As parents and community members in the lives of young people, it is up to us to be very conscientious about how we are training our youth to see themselves and each other. We pass along distorted vision from generation to generation, rarely meaning to emotionally harm or damage our kids and each other. But we do. We dress it up in concern for our children's health, or in our desire for them to feel accepted in school, all the while projecting onto them our own fears about these very things and our own experience with these issues in our past.
My grandfather once said something to me that felt like a bruise on my heart for decades until I forgave him about 5 years ago. I was eight at the time, and surely he did not mean it the way I experienced it. He said, "You are going to get fat if you keep eating candy." A very simple statement, but I would later learn that he had issues and fears about obesity. As an eight-year old, I couldn't separate his words to me from how I believed he saw me. I couldn't see his fear for what it was, so I made his concern my reality and soon thereafter went on my first of many diets.
A couple of weeks ago, while watching a slide show that one of my sisters created for our youngest sister for her wedding, something struck me with ferocity. Picture after picture of me at ages seven to nince flashed on the screen, and for the first time I saw myself as I really was at that time - healthy. I had very skinny cousins and a sister who had small and delicate features. But I looked completely normal! I was running about and playing just like any average eight year old I meet on the street.
So how have I carried this story about being the "chubby girl" for so long? Even my sister Amy (the one who put the slide show together) agreed with me when I told her about my revelation. She said, "Yeah, I kept thinking the same thing as I looked through pictures of you at that age!"
In twenty-four hours, I will be on the road headed from CO to Dallas, TX to meet my new niece. As the excitement builds of holding her in my arms and kissing her beautiful cheeks, I am preparing myself to greet her in a new way. My job as her aunt is to be clear about the thoughts I am thinking of her as well as the words I say to her.
As I wrap this up, what comes to mind is a scene from the film, "Away We Go" (released in 2009). This romantic comedy is about a couple who finds out they are pregnant (unexpectedly) and who set out on a journey to find the perfect place to raise their daughter.
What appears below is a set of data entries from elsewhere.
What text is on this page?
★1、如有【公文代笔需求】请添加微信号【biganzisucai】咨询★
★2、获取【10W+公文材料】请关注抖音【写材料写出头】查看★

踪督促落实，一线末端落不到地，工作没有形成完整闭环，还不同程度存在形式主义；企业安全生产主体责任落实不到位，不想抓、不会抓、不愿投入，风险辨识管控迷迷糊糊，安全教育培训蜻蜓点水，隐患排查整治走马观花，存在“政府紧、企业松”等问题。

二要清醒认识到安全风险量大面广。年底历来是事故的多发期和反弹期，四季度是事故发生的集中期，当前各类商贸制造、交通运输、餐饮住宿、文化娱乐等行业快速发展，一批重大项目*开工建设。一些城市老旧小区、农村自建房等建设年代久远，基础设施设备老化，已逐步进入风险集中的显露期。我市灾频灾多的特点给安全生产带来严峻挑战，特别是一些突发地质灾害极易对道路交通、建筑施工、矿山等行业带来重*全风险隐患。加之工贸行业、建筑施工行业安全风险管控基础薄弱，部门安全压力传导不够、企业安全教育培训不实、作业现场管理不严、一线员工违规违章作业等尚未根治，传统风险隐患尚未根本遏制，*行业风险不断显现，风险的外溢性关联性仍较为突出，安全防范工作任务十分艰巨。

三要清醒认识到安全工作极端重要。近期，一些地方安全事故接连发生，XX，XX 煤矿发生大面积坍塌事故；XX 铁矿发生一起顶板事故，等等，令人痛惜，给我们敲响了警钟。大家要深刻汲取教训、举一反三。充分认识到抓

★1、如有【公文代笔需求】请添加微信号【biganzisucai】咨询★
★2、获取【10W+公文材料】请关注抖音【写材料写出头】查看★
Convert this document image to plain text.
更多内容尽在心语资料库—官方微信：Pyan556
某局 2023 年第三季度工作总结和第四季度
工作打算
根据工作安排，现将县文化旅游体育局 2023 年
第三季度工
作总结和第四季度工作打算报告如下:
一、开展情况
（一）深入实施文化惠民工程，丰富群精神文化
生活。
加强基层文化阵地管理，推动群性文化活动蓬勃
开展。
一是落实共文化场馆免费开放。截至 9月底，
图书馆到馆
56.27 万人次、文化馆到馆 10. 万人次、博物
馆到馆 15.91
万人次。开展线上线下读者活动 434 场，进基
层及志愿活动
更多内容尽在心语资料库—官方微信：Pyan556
After a riotous adventure learning how they DON'T want to be as parents (they visit several of their friends who have families), they come to a scene where they are laying on a trampoline. The entire movie Verona (the expectant mother) has turned down Burt's marriage proposals, she does yet again and he asks her why. She says she promises him that she is committed for life and does not feel she needs to marry him for this to be true.
As the scene unfolds, a sort of impromptu vow exchange begins to take place. They take turns asking, "And do you promise..." followed by saying "I do." It is one of the most beautiful love scenes I have ever witnessed in a romantic comedy. One of the expectant father's requests is that they love their little girl no matter what. I tried to find the movie clip, but was unsuccessful and wouldn't want to spoil the movie for anyone.
But the reason I am sharing this with you at all is because he says something so poignant about how he wants them to love their daughter unconditionally, that it glimmers of a new paradigm for how we can love our children. There is a glint of hope in raising our kids in a completely new way, that is focused on what really matters. Somehow this does not include their physical makeup.
I invite you to explore this new paradigm with me. I encourage all of us to catch ourselves when we are making judgments about others based on what our socialized eyes are trying to tell us. I invite us to go beyond, "How big is she?" and "How much did she weigh?"